You can monitor your performance targets in Seller Central. Amazon also has a list of best practices for its sellers.
Customer product reviews play an essential part in the Amazon shopping experience. They benefit sellers and customers alike.
Seller University is an online resource from Amazon. It lists videos that feature step-by-step guides, tutorials, and training to help you start (and grow) your Amazon business.
Amazon offers advertising solutions for sellers to reach and engage shoppers. You can use these advertising methods through Seller Central:
- Sponsored Products: These ads for individual product listings on Amazon help drive product visibility and, ultimately, sales. You can find them on search results pages and product detail pages.
- Sponsored Brands: These search-result ads feature your brand logo, a custom headline, and up to three of your products. They help to showcase your brand and product portfolio.
- Amazon Stores: These custom, multi-page shopping landing pages enable sellers to share their brand story and product offerings.

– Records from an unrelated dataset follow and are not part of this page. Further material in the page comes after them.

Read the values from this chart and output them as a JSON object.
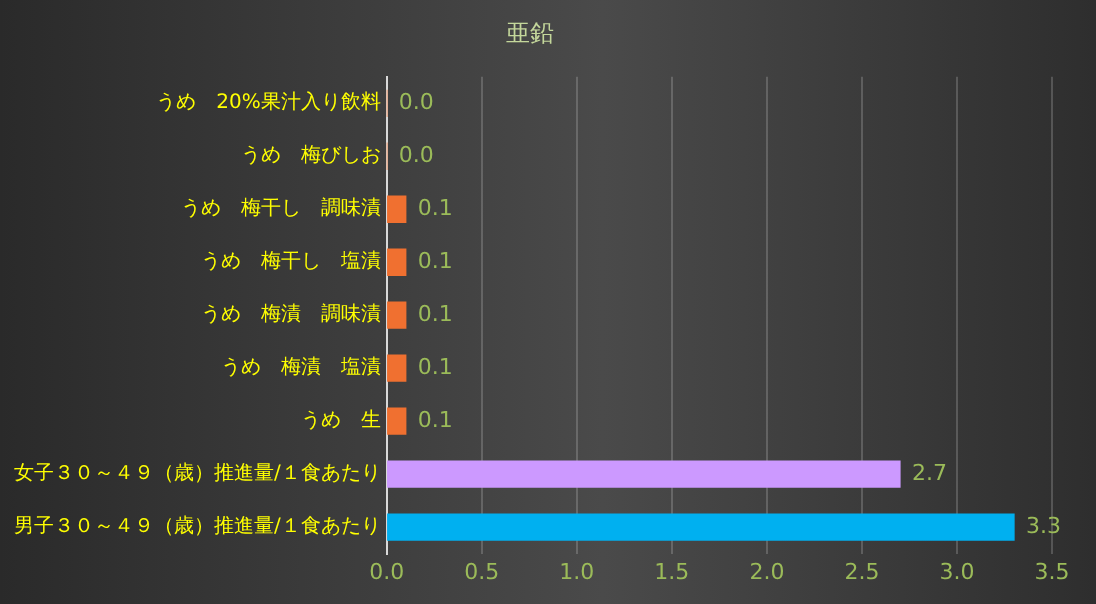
{
  "chart_data": {
    "type": "bar",
    "orientation": "horizontal",
    "title": "亜鉛",
    "categories": [
      "うめ　20%果汁入り飲料",
      "うめ　梅びしお",
      "うめ　梅干し　調味漬",
      "うめ　梅干し　塩漬",
      "うめ　梅漬　調味漬",
      "うめ　梅漬　塩漬",
      "うめ　生",
      "女子３０～４９（歳）推進量/１食あたり",
      "男子３０～４９（歳）推進量/１食あたり"
    ],
    "values": [
      0.0,
      0.0,
      0.1,
      0.1,
      0.1,
      0.1,
      0.1,
      2.7,
      3.3
    ],
    "colors": [
      "#f07030",
      "#f07030",
      "#f07030",
      "#f07030",
      "#f07030",
      "#f07030",
      "#f07030",
      "#cc99ff",
      "#00b0f0"
    ],
    "xlim": [
      0,
      3.5
    ],
    "xticks": [
      {
        "value": 0,
        "label": "0.0"
      },
      {
        "value": 0.5,
        "label": "0.5"
      },
      {
        "value": 1,
        "label": "1.0"
      },
      {
        "value": 1.5,
        "label": "1.5"
      },
      {
        "value": 2,
        "label": "2.0"
      },
      {
        "value": 2.5,
        "label": "2.5"
      },
      {
        "value": 3,
        "label": "3.0"
      },
      {
        "value": 3.5,
        "label": "3.5"
      }
    ],
    "value_labels": [
      "0.0",
      "0.0",
      "0.1",
      "0.1",
      "0.1",
      "0.1",
      "0.1",
      "2.7",
      "3.3"
    ],
    "grid": "x",
    "legend": false
  }
}
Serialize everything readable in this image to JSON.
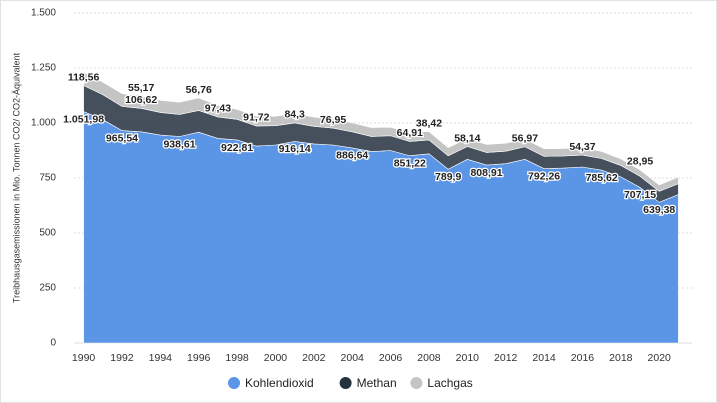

Promotions are an incentive for customers to purchase now. You can offer three types of promotions in your Amazon store: money off, free shipping, and buy one get one free. You can also offer percentage or money-off discounts with digital coupons.
Amazon is a highly accessible platform that welcomes all kinds of merchants—from individuals selling a few items per month to power-sellers moving thousands of products each day. But while the barrier to entry is low, the competition is fierce and success is demanding.
You need to approach every Amazon product opportunity from a profit perspective. This considers the cost of the goods you sell and the time it takes to source products, create listings, manage inventory, and ship orders. Once you understand the basics of how to sell on Amazon, you can make decisions to help balance efficiencies, increase net profits, and find ways to grow.